I liked the idea of urgent care but I hear from everyone that your doc skills get atrophied. Any truth?


Sent from my iPhone using SDN mobile
 
I liked the idea of urgent care but I hear from everyone that your doc skills get atrophied. Any truth?


Sent from my iPhone using SDN mobile
Yes to a certain extent. I haven't done primary care in 4 years so I'm not up on the new diabetes meds and HTN meds, etc. I still do locums in other parts of the country so I see different stuff. I don't think I would be good at hospitalist anymore but that's ok with me.
 
A couple of questions..

1) Is weekend coverage at an urgent care a thing? Say you'll cover a weekend or two every month for a group.

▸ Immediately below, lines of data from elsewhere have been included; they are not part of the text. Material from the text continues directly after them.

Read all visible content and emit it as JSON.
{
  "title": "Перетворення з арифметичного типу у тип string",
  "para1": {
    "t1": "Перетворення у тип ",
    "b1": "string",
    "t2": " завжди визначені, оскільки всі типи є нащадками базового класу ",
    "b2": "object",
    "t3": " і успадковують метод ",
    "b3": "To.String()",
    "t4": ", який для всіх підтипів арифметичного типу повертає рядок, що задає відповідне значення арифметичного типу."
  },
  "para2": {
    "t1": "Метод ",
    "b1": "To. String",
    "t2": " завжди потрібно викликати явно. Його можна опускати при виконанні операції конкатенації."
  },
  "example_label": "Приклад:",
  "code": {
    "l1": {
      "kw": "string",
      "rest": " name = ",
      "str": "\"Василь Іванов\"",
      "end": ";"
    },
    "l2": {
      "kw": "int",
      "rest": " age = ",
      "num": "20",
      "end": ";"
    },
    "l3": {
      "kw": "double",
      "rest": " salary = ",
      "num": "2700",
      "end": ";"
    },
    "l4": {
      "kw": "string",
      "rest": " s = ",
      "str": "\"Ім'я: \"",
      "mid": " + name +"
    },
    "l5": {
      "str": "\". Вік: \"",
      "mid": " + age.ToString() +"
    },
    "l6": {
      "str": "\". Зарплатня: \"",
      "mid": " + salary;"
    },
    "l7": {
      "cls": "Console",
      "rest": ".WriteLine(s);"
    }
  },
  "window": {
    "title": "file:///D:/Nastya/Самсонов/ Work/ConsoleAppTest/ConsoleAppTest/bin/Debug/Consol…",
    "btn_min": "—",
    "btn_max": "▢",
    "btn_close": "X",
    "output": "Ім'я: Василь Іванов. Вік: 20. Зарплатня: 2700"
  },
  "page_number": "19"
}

2) Is it hard to find an ED that will let you come in and manage level 3-5 patients? Leave the heavy stuff for the EM docs but relieve them of more of the urgent care cases? The ED where I work at lets the FM residents have some of these patients (especially if they have a feeling they'll be admitted). Our patient population pretty regularly doesn't have a PCP (~20-30%), so they network themselves in the ED and gain patients for their clinic. Seems like that would be a sweet opportunity for a FM doc and would relieve the EM docs to do the things they'd rather be doing.

Just trying to think of some possibilities to have a side income that could help really start putting a dent in loans when the time comes. Thanks!